Kinara menghela pelan. "Andai gue bisa milih, gue juga nggak pengen ada di dunia ini, Sal. Ribet banget tau nggak. Tapi ya udah lah ya, prinsip gue mah hidup mengalir aja. Ntar juga terlewati semuanya."

Gemuruh terdengar menyuarakan kegagahannya di atas langit abu-abu. Sebuah perasaan menyeruak bersamaan dengan itu. Salfa memegangi dadanya, entah pertanda apa lagi yang ia terima hari ini. Entah sudah untuk keberapa kalinya kegelisahan itu merebak memenuhi benaknya. Gadis itu nampak tertegun, dengan tak memindahkan posisi tangan yang memegang dada itu, ia bersuara.

"Ra, jangan lewat jalan yang tadi kita lewati waktu kesini ya?" pinta Salfa begitu saja tanpa ia tahu darimana asalnya.

Kinara hanya mengerutkan kening, baru saja memasang pengunci helm-nya. "Terus mau lewat mana? Yang dekat kan itu… Lo nggak lihat bentar lagi hujan? Gue nggak mau ya kehujanan!" mulai lah Kinara mengomel, "yang ada ntar gue dimarahin Nyokap, Sal… Nih motor baru aja dicuciin tadi pagi."
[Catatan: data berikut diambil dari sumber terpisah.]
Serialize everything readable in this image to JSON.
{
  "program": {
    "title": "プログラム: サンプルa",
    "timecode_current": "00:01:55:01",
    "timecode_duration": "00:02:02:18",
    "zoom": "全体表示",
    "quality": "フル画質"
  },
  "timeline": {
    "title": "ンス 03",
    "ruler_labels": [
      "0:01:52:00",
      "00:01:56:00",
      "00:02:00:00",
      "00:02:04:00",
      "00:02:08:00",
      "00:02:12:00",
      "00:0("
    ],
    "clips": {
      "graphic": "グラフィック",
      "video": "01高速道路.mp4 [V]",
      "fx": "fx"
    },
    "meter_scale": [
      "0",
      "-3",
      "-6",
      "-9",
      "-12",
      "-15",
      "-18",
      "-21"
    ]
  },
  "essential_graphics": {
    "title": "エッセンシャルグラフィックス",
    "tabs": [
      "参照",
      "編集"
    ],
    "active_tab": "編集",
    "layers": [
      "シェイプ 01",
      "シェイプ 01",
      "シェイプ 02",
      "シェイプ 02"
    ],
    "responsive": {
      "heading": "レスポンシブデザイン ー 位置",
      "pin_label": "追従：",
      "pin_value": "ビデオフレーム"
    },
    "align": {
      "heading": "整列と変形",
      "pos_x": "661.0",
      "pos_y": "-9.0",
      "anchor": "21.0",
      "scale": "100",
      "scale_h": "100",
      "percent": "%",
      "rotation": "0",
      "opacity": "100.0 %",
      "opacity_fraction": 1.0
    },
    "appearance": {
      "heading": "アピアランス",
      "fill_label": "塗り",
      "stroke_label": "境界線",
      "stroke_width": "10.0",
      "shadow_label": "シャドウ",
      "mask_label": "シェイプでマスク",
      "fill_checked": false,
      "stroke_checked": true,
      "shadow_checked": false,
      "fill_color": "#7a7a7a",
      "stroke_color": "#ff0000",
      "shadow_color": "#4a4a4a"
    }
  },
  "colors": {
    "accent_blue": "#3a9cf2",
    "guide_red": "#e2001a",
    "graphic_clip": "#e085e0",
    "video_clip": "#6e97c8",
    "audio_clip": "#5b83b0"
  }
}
Salfa hanya menatap Kinara yang sudah duduk di motor, menyalakannya bersiap untuk tancap gas. "Feeling gue nggak enak, Ra."

Tapi tidak tahu kenapa, Kinara yang selama ini selalu memilih mengalah daripada berdebat, tak mempedulikan Salfa yang wajahnya makin gelisah. Beberapa waktu belakangan, ia memang tidak kaget lagi atau bisa dibilang sudah mulai terbiasa dengan kebiasaan Salfa yang seperti itu. Ia tahu, sahabatnya tersebut memang sedang peka-pekanya terhadap segala sesuatu. Susah untuk menjelaskannya, tapi rasanya, Kinara pun tahu perubahan yang terjadi pada Salfa tak akan berhenti disitu.

Kinara memang tidak banyak tahu tentang hal-hal semacam itu, dimana intuisi semakin tajam, dan indra-indra yang ada semakin terasah. Tapi, ia percaya, bahwa memang ada beberapa orang yang diberikan kelebihan semacam itu oleh Tuhan. Sayangnya, toleransinya saat ini terhadap Salfa tidak bisa bekerja. Ia benar-benar sedang banyak pikiran mengenai tugas kuliahnya, sehingga tidak berminat untuk basa-basi dan ingin segera pulang.

"Udah ayo, ah."

Salfa berdecak, kemudian pasrah saja menyusul duduk di belakang Kinara. "Ati-ati nyetirnya ya."

"Tuh kan, udah gerimis!" balas Kinara yang mulai panik ketika titik-titik air jatuh mengenai punggung tangannya yang sudah berada di stir motor.

Tidak usah tanya, sudah jelas bagaimana perasaan Salfa seketika itu. Makin gugup ketika Kinara mengemudikan motor dengan kecepatan yang lumayan. Sampai di persimpangan jalan, tepat ketika motor berbelok ke kiri, sebuah bayangan terlintas di pikiran Salfa. Seolah, ada layer yang terpasang di kepalanya, dapat dirasakan dengan jelas dari pandangan yang ia lihat.